Collaborate with the Laboratory Coordinator and other study team members to ensure seamless study operations.
Participate in the development and review of study protocols, informed consent forms, and SOPs.
Represent the study in interactions with regulatory bodies, ethical review committees, and external stakeholders.
Contribute to the analysis and interpretation of study data and preparation of scientific publications.
Maintain confidentiality of participant information and ensure ethical conduct of research.
Report to the Principal Investigator, or Trial Manager the progress, successes and challenges encountered in the clinical trials.

Requirements

Bachelor’s degree in Medicine and Surgery (MBChB) from a recognized institution.
Registered with the Kenya Medical Practitioners and Dentists Council.
At least five (5) years of clinical experience, with a minimum of two (2) years in a clinical research setting.
Certification in Good Clinical Practice (GCP).
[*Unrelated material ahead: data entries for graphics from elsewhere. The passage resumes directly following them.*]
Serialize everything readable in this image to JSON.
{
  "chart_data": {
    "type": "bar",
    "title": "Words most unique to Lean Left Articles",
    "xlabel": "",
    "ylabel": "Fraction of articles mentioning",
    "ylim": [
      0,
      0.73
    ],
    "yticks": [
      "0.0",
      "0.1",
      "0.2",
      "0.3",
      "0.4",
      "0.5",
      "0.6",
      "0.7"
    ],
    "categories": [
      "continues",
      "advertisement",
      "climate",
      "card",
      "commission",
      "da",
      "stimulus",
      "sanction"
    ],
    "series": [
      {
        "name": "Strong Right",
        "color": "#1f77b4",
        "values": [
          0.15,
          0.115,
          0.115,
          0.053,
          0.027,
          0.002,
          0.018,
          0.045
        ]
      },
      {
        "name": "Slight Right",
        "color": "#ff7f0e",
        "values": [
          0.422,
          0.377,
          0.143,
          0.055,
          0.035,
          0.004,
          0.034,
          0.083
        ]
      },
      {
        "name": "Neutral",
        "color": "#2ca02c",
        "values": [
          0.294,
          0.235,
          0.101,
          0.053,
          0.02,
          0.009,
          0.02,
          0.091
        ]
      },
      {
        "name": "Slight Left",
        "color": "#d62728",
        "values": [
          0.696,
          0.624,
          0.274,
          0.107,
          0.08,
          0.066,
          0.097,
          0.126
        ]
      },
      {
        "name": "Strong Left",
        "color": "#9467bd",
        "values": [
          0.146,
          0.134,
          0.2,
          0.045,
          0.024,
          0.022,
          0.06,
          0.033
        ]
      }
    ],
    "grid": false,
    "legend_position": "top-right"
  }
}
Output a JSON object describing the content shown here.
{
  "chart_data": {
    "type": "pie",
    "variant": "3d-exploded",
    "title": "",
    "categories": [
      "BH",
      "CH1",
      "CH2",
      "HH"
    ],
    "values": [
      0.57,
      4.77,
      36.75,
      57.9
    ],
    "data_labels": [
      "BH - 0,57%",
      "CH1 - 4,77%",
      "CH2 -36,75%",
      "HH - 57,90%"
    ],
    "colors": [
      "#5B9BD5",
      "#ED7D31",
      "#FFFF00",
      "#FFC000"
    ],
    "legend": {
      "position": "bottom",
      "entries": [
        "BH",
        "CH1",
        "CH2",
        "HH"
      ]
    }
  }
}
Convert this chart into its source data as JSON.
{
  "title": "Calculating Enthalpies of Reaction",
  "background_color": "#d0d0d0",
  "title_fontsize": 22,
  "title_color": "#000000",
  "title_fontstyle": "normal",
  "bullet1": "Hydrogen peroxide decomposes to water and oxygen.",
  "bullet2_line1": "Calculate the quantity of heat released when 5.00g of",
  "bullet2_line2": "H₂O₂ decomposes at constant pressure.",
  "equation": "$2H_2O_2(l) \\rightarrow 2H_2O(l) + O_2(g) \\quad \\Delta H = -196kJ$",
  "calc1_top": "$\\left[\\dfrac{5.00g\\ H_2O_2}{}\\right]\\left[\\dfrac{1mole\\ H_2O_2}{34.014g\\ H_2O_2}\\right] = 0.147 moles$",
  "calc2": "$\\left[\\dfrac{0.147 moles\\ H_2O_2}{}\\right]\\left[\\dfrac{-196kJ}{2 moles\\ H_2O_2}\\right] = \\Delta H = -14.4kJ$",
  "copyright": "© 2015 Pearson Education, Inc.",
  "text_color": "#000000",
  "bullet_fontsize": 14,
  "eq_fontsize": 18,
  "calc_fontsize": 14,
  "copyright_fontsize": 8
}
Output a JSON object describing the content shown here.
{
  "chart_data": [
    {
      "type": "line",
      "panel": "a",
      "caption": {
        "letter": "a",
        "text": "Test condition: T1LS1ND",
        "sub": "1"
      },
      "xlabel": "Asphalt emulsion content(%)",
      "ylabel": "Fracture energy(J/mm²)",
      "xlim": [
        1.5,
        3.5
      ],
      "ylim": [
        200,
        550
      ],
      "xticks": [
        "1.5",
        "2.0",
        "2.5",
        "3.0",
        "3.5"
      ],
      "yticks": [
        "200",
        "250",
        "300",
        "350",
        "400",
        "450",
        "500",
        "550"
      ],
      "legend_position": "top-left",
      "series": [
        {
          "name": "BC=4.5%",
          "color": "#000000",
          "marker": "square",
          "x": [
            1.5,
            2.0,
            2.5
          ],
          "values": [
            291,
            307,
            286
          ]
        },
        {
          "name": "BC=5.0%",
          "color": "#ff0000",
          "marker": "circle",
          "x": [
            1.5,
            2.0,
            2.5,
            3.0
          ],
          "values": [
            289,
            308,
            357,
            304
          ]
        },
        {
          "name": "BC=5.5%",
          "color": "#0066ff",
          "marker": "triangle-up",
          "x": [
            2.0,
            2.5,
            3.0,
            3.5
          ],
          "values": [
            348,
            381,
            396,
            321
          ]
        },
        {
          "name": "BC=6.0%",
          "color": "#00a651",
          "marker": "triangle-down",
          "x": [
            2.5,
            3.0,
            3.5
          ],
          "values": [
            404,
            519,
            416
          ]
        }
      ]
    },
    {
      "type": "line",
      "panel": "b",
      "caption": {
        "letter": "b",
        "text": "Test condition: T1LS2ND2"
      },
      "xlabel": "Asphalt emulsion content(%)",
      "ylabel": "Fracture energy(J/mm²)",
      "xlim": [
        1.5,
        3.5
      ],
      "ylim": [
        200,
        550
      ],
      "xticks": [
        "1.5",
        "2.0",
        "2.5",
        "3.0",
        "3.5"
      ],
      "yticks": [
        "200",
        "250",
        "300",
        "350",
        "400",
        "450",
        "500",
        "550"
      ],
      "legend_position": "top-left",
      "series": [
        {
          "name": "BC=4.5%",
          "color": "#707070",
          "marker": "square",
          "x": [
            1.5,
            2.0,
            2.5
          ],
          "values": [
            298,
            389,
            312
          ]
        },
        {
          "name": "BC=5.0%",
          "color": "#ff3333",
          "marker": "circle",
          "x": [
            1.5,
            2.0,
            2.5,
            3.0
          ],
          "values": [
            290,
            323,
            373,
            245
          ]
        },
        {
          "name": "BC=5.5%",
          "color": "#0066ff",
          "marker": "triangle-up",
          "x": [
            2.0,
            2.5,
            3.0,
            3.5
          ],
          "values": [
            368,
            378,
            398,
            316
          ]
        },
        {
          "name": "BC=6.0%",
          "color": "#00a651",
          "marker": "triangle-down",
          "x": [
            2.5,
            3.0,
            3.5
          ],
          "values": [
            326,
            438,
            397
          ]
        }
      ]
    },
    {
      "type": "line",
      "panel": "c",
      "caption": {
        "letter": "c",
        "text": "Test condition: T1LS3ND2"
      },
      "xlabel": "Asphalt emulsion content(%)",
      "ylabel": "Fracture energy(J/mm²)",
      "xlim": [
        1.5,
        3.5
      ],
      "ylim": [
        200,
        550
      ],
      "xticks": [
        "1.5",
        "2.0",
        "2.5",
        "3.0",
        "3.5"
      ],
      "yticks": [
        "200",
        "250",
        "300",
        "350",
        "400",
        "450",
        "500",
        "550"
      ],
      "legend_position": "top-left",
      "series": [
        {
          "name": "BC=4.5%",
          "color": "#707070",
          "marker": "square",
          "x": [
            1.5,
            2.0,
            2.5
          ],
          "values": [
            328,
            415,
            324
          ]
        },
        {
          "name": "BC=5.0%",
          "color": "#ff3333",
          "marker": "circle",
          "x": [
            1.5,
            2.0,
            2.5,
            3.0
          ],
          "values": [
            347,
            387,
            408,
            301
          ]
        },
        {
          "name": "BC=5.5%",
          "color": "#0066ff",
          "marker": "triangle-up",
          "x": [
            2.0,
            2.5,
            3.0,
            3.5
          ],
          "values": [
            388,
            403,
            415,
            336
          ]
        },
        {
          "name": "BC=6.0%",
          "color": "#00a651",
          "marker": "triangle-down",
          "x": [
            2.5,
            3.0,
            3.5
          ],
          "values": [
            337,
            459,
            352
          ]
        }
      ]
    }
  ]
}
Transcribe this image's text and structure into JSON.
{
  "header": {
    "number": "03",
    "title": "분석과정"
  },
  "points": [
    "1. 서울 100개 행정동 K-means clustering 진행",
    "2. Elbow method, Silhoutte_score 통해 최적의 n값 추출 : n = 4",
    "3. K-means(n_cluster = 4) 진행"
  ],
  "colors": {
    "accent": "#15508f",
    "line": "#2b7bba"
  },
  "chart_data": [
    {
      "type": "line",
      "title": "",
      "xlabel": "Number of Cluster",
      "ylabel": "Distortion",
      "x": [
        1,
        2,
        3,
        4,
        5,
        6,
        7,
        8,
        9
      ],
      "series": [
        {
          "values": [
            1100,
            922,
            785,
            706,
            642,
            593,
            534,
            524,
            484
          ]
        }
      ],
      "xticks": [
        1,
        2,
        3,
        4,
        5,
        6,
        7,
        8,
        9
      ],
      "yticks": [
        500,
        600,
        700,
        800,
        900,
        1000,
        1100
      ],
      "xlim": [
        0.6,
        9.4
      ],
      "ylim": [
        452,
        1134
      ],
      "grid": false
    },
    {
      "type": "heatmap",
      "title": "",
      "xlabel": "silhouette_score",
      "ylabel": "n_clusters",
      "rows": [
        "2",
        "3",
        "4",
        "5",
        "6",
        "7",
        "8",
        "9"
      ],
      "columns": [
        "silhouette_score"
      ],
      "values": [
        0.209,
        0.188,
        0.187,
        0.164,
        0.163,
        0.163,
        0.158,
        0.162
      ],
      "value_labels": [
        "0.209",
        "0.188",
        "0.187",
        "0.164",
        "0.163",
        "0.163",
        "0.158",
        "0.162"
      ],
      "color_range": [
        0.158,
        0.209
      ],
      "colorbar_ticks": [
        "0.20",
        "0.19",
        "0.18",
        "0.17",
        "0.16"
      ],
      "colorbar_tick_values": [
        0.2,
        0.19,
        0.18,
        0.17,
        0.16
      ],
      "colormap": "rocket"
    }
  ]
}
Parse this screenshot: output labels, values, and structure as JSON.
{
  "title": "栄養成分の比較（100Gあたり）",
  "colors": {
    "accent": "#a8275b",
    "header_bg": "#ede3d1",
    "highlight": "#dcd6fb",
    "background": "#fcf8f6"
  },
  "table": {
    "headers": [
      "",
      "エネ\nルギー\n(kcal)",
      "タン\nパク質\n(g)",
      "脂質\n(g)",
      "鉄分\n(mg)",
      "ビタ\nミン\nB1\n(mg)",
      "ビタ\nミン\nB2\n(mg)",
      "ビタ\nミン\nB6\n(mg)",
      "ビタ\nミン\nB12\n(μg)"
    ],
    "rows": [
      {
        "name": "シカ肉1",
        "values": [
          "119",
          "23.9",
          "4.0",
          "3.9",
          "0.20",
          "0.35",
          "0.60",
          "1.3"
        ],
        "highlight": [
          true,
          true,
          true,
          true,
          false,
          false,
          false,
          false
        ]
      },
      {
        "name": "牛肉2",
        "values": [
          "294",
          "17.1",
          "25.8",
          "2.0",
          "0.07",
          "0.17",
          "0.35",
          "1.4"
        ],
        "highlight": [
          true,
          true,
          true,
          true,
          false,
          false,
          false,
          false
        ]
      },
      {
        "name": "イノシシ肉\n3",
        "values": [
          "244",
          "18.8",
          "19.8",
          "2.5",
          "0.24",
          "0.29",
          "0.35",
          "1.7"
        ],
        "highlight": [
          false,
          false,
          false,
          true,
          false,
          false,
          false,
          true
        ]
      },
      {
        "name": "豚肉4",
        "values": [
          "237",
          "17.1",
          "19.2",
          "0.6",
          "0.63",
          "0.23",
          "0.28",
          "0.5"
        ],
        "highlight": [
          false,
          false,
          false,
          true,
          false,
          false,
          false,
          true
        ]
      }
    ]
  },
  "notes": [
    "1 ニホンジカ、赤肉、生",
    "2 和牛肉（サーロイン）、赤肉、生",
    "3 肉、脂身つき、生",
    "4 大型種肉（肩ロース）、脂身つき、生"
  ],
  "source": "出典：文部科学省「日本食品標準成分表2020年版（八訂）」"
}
Strong knowledge of HIV/AIDS clinical management and research, with experience in Dolutegravir-based ART being an added advantage.
Excellent leadership, decision-making, and problem-solving skills.
Superior communication and interpersonal abilities.
Proficiency in Microsoft Office Suite and clinical data management systems.
Ability to work effectively in a multidisciplinary team and manage multiple tasks.
Be a team player with excellent communication, report writing and analytical skills.